Threat Pattern Matching
Identify the toolkit,
not just the flood.
Flowtriq matches captured packet data against a curated library of known DDoS toolkits, botnets, and amplification signatures (known as indicators of compromise, or IOCs). Know if you're looking at Mirai, LOIC, a memcached reflector, or a custom payload, and get the confidence score to back it up.
Library Coverage
Known toolkits and amplification signatures
Mirai Botnet High Risk
Matches Mirai C2 handshake payloads and characteristic attack packet structures. Covers Mirai and known forks (Satori, Hajime, Okiru).
LOIC / HOIC High Risk
Low Orbit Ion Cannon and High Orbit Ion Cannon HTTP flood signatures. User-agent strings, request patterns, and TCP window sizes.
memcached Amplification Amplification
Stats request packets sent to port 11211 with spoofed source IPs. Characteristic response size explosion (50,000× amplification factor).
NTP Amplification Amplification
MONLIST requests to port 123 with spoofed source IPs. Response amplification factor up to 206×. Detected via request payload and response ratio.
SSDP Amplification Amplification
UPnP SSDP M-SEARCH requests with spoofed source IP targeting port 1900 on misconfigured IoT devices and routers.
DNS Amplification Amplification
ANY-record DNS queries with spoofed source IPs. Amplification factors of 28–54×. Detected via query type, spoofing indicators, and port 53 dominance.
How It Works
Pattern matching against live packet captures
When Flowtriq captures packets during an incident, it simultaneously checks them against known attack signatures. Each pattern is a set of rules that match specific byte sequences, ports, and protocols. This runs in the background without affecting detection or alert speed.
The threat pattern library is hosted by Flowtriq and updated as new toolkit signatures are identified. The FTAgent fetches the current set on startup and refreshes it every 6 hours.
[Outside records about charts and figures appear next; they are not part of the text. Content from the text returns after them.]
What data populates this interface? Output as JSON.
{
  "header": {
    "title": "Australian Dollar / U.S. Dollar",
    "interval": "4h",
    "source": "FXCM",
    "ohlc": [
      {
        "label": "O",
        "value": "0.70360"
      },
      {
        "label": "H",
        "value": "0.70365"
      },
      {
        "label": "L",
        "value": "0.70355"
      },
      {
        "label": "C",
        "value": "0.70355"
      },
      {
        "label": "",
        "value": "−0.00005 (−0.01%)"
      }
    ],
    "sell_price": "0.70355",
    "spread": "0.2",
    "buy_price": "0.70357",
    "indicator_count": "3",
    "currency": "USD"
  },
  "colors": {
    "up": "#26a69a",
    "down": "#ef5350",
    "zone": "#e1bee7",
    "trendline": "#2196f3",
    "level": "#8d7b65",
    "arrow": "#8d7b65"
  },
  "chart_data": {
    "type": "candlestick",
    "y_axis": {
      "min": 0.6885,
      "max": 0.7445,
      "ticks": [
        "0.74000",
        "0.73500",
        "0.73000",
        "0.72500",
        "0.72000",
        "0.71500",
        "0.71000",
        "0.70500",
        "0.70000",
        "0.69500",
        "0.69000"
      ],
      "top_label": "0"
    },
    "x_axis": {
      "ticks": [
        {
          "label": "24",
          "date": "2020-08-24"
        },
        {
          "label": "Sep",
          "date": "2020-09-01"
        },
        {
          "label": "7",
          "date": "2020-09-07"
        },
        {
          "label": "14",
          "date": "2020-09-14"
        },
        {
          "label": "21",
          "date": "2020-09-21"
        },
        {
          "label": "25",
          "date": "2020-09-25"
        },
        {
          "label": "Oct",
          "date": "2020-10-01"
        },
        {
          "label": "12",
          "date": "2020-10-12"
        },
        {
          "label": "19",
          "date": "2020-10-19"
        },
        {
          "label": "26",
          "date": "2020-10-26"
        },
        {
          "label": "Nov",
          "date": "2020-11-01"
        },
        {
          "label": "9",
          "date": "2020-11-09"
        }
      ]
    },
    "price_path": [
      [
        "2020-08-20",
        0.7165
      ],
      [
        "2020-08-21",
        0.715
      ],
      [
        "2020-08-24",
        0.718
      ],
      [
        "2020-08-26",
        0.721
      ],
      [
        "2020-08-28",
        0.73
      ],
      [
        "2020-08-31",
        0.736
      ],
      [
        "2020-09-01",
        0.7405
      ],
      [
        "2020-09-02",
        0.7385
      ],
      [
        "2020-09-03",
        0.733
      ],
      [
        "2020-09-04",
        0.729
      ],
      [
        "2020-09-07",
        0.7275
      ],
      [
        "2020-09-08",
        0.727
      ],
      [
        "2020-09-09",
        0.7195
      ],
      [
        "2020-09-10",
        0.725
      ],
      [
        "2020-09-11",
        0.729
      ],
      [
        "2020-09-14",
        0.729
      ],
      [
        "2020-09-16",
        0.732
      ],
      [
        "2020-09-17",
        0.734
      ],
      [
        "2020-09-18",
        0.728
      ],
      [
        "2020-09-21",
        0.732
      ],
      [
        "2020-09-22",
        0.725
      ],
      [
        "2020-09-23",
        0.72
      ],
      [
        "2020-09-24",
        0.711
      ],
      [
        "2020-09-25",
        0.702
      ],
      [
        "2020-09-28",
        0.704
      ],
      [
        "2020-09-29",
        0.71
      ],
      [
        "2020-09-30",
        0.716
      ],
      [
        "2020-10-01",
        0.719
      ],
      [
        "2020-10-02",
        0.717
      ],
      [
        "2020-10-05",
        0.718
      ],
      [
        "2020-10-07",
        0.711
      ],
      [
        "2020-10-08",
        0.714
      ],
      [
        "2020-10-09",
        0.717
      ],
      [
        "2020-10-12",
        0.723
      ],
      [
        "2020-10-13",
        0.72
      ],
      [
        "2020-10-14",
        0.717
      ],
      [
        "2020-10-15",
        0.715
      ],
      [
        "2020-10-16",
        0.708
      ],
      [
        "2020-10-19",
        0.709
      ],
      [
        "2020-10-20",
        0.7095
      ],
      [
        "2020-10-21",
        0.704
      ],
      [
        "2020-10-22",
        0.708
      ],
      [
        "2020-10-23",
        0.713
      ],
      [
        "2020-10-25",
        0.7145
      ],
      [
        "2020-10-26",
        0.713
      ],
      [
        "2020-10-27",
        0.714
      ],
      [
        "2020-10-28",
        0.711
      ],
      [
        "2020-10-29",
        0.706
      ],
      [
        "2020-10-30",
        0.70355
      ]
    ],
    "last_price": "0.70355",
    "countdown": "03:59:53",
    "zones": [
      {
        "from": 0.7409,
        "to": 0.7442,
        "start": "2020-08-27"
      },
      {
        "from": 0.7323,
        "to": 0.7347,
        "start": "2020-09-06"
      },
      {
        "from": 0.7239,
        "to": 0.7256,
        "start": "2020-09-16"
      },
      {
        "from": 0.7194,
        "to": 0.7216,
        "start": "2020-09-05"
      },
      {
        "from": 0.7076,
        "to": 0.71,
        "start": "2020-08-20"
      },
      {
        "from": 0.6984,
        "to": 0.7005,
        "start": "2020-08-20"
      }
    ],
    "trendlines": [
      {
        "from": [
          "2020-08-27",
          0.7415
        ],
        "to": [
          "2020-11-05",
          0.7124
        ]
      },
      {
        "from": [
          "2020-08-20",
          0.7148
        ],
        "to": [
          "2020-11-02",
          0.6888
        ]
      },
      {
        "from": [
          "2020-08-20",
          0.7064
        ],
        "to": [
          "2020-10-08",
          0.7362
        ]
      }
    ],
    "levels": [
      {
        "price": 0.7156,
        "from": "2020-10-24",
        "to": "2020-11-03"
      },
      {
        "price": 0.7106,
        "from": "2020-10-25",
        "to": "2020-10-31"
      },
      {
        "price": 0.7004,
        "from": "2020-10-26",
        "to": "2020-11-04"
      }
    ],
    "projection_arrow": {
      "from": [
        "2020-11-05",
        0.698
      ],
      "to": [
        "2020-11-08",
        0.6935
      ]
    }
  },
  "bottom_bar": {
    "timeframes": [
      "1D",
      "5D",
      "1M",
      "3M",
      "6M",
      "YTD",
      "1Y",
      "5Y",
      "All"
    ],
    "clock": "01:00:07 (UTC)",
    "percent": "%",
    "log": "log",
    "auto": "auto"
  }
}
Agents behind restrictive firewalls can also sync patterns manually via the API.
Enterprise customers can add custom patterns via the Console or API. Custom patterns use the same rule syntax and are evaluated alongside the built-in library.
Agent fetches current IOC library
On startup and every 6 hours. 8+ built-in patterns plus any customer-defined patterns.
Pattern matching runs during packet capture
Each captured packet is tested against all threat rules in parallel. Efficient comparison directly against the packet data.
Match triggers annotation on incident
Matched toolkit name, confidence, and match details are attached to the incident record.
Threat match included in all alerts
Discord/Slack embeds, PagerDuty incidents, and webhook payloads include the matched toolkit name and confidence.
PCAP 10,000 packets scanned
─── IOC Scan Results ────────────
✓ memcached Amplification
confidence 97%
matched at pkt #3, offset 0x00
signature stats\r\n · port 11211
✗ Mirai no match
✗ LOIC/HOIC no match
✗ NTP amp no match
✗ SSDP amp no match
─── Custom Patterns ─────────────
✗ customer-001 no match
_
FAQ
Common questions about IOC matching
How do I add a custom threat pattern?
Custom patterns can be added via the Flowtriq Console under Settings, or via the REST API. Each pattern has a name, a byte-sequence rule (hex or ASCII with wildcards), optional port and protocol constraints, and a severity level. Custom patterns are evaluated alongside the built-in library on all future incidents.
Does threat pattern matching work if PCAP capture is disabled?
Threat pattern matching requires packet capture data to inspect payloads. If the agent is running in statistics-only mode (without packet capture permissions), pattern matching will not fire. Traffic-level classification (UDP flood, SYN flood, etc.) still works without PCAP, as it uses kernel statistics only.
How often is the threat pattern library updated?
Flowtriq updates the built-in library as new attack toolkits and amplification techniques are identified. Agents automatically pull updates every 6 hours. When a critical new signature is added, agents are notified and refresh immediately on their next check.
Can threat patterns produce false positives?
Built-in patterns are tuned to minimize false positives: all include multiple discriminating fields (port, payload prefix, protocol, direction) rather than single-byte matches. Custom patterns are your responsibility to tune. The confidence score on every match tells you how strongly the signature was matched, so low-confidence matches are easy to identify and review.